Bestie e Sovrani
29 Maggio Mag 2012 1302 29 maggio 2012

Terremoti morali, terremoti materiali.

L’Italia trema: in un breve lasso di tempo è caduto un governo, si è avventata la crisi, ed è tremato il terreno.

Dopo l’Aquila, oggi l’Emilia. Dopo le mignotte del nano, ci sono toccate le lacrime del coccodrillo.

L’Italia trema, e gli italiani stanno fermi. Le case crollano, e gli italiani stanno fermi. Le tasse diventano ingestibili, e siamo tutti fermi.

Ma perché stiamo fermi?

Siamo fermi, perché siamo già morti.

La democrazia è svenuta sotto il peso del denaro, la speranza per il futuro dei terremoti si è spenta dopo aver visto, ancora oggi, un Abruzzo identico a quello del sisma e la voglia di cambiare sembra passare, a tanto siamo arrivati da un grillo parlante che vede in internet, e nei blog, l’unico spiraglio per il tricolore.

Ma noi siamo sempre morti.

Siamo morti perché siamo impotenti. Perché pensavamo che l’uomo potesse essere meglio della Natura, che l’animale benvestito ed elegante potesse sentirsi superiore alle fattezze del brutale. Pensavamo, e siamo rimasti sepolti dal peso del cemento.

Siamo morti, noi Italiani, perché abbiamo creduto alla storia della Democrazia: che il potere fosse del popolo tutto, e invece è di pochi.
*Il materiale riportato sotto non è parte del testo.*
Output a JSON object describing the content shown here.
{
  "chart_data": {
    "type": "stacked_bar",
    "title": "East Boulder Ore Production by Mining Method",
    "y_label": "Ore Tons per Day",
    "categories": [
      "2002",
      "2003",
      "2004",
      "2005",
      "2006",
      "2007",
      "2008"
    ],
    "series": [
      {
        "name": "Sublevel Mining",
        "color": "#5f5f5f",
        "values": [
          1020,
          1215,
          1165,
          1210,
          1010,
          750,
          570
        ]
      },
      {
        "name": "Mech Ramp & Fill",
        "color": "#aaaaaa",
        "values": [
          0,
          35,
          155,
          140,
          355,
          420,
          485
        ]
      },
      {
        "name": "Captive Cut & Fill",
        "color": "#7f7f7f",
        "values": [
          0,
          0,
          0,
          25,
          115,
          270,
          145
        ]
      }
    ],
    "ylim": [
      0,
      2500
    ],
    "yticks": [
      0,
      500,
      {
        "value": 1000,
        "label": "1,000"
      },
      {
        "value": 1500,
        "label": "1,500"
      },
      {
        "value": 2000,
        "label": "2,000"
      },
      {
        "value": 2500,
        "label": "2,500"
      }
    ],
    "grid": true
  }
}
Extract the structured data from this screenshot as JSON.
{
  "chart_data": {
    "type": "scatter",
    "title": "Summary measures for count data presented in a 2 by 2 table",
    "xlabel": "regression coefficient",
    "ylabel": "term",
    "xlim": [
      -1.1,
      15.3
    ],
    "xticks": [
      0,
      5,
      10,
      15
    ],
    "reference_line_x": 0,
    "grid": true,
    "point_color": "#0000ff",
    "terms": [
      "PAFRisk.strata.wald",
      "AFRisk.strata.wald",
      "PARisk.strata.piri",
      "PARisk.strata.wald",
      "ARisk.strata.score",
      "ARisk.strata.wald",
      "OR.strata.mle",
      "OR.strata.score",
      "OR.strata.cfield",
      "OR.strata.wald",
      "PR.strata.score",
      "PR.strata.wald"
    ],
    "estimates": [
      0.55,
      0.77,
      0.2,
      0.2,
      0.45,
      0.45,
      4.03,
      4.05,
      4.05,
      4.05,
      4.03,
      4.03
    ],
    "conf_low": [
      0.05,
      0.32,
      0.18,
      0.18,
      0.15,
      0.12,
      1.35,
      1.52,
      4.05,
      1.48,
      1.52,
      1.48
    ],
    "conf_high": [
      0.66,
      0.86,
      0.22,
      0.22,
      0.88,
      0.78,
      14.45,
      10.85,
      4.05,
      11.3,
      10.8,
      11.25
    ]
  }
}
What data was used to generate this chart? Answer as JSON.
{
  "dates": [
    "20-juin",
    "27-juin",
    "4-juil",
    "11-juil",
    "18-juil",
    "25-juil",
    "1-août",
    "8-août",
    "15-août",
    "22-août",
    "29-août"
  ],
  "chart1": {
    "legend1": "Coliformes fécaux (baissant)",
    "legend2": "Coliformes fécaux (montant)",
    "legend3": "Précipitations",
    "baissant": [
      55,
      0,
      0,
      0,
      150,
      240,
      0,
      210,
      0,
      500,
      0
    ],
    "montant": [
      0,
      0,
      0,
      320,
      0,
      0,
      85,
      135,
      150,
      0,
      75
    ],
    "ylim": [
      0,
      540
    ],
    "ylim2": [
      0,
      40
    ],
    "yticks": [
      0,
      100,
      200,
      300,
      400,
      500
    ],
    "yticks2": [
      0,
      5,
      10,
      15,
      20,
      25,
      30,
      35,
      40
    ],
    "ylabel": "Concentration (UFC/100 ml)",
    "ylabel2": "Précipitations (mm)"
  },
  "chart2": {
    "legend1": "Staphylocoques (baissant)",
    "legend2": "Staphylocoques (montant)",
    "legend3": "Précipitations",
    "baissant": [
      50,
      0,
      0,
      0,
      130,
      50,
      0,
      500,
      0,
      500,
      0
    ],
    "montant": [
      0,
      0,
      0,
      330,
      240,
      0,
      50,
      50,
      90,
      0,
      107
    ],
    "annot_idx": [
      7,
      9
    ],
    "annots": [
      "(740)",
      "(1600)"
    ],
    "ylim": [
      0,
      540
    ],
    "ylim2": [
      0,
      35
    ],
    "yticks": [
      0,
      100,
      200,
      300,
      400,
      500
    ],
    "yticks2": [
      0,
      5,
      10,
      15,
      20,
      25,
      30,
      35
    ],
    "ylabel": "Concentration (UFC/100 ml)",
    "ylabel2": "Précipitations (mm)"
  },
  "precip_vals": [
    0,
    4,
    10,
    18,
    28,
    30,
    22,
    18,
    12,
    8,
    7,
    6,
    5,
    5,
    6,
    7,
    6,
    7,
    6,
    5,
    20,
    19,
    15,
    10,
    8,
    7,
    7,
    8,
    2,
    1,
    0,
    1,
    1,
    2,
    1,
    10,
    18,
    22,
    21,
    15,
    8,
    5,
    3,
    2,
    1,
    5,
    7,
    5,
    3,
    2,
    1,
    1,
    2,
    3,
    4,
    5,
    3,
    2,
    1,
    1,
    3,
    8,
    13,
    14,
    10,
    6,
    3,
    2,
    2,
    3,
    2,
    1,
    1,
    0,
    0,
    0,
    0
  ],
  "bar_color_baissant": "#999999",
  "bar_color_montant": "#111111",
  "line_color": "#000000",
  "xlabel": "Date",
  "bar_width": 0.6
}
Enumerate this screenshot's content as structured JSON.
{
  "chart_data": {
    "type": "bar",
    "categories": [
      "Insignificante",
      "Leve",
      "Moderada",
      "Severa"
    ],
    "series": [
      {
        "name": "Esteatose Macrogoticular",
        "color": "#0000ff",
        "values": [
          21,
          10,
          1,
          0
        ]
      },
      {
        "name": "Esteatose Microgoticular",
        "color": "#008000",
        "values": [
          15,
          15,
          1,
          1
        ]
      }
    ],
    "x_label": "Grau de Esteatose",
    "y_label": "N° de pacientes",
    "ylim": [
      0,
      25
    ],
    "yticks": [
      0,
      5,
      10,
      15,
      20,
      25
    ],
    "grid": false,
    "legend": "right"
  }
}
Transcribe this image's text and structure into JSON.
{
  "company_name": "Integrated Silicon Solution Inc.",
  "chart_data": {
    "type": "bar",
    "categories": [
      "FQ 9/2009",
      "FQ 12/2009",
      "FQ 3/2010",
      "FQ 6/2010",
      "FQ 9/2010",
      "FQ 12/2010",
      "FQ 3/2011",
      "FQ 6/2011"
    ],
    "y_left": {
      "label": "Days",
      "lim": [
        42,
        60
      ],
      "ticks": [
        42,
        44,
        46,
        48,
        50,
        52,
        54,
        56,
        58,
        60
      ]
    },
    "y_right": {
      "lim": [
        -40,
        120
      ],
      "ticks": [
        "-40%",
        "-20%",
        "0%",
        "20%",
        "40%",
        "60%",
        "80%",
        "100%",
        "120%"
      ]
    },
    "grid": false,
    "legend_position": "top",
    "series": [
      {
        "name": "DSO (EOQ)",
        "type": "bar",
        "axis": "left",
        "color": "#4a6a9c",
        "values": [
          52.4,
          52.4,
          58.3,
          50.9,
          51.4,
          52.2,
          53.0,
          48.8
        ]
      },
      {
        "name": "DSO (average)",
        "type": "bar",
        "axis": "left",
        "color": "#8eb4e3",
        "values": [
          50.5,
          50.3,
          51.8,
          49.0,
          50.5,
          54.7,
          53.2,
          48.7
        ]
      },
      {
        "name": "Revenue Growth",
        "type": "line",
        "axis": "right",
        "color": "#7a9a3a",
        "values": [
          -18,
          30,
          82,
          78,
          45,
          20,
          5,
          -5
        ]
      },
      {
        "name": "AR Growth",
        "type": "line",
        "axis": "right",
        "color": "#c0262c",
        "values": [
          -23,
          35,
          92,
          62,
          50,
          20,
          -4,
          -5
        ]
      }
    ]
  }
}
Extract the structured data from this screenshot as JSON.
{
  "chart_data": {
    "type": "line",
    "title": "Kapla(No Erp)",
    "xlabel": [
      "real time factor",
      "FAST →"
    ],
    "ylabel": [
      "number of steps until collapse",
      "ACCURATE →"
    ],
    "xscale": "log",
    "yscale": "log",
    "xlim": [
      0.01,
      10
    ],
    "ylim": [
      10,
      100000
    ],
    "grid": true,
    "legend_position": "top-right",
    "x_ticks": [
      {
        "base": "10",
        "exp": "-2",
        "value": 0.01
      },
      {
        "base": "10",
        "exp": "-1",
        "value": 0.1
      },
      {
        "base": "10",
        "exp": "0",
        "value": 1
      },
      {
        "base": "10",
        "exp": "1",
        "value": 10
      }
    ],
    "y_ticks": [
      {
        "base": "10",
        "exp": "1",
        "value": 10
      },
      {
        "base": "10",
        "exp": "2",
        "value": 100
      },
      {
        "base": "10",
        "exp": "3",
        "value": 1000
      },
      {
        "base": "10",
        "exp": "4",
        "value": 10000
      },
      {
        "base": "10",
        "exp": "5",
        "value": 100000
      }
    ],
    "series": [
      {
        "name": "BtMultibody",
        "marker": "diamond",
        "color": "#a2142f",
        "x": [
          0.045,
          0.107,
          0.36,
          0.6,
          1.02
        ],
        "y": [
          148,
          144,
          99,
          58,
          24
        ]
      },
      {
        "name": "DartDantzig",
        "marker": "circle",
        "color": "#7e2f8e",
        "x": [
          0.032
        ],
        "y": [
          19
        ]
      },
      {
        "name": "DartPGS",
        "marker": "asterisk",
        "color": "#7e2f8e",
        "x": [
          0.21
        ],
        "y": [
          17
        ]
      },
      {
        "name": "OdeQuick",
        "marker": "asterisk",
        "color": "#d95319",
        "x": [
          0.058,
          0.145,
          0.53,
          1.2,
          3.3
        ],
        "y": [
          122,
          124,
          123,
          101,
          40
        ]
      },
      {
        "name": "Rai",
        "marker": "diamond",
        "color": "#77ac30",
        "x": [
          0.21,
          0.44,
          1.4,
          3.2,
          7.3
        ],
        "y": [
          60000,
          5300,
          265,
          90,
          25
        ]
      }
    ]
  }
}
È di pochi perché la X sulla scheda elettorale elegge un vuoto, che poi verrà riempito da qualcuno con mignotte, avvocati e faccendieri; è di pochi, questo potere, perché per salvarci da quel vuoto devono annegarci nel sempre più vuoto volto di un’Europa che non esiste, ma batte cassa di continuo.

Siamo morti, perché siamo stati ammazzati.

Siamo stati ammazzati dalle promesse, dal calcio truccato che avvelena le Domeniche degli operai in cassa integrazione, dal Nobel per la Pace ad un uomo che dichiara guerra a Libia e Siria per “esportare” la democrazia a colpi di fucile, e da una Chiesa che è tutta documenti segreti, soldi, lingotti e croci d’argento.

Voi ci avete ammazzato.

Ci avete ammazzato violentando i bambini vestendovi da profeti di un Cristo morto per tutti, eleggendo le vostre dame da compagnia nei consigli regionali, e relegando l’immagine della donna nei meandri dei diritti.

Ci ammazzate ogni giorno, voi che trucidate gli animali trasformandoli in prosciutti, voi che chiamate innaturale l’amore tra due uomini o due donne, voi che non capite il perché della transessualità, che pensate che il mondo sia tutta questione di “destra” e di “sinistra”.

Voi che ammazzate … proprio voi, che avete trasformato il futuro in paura, non avrete anche i nostri figli.

È per loro che parliamo anche da morti, e che non vi lasceremo tregua.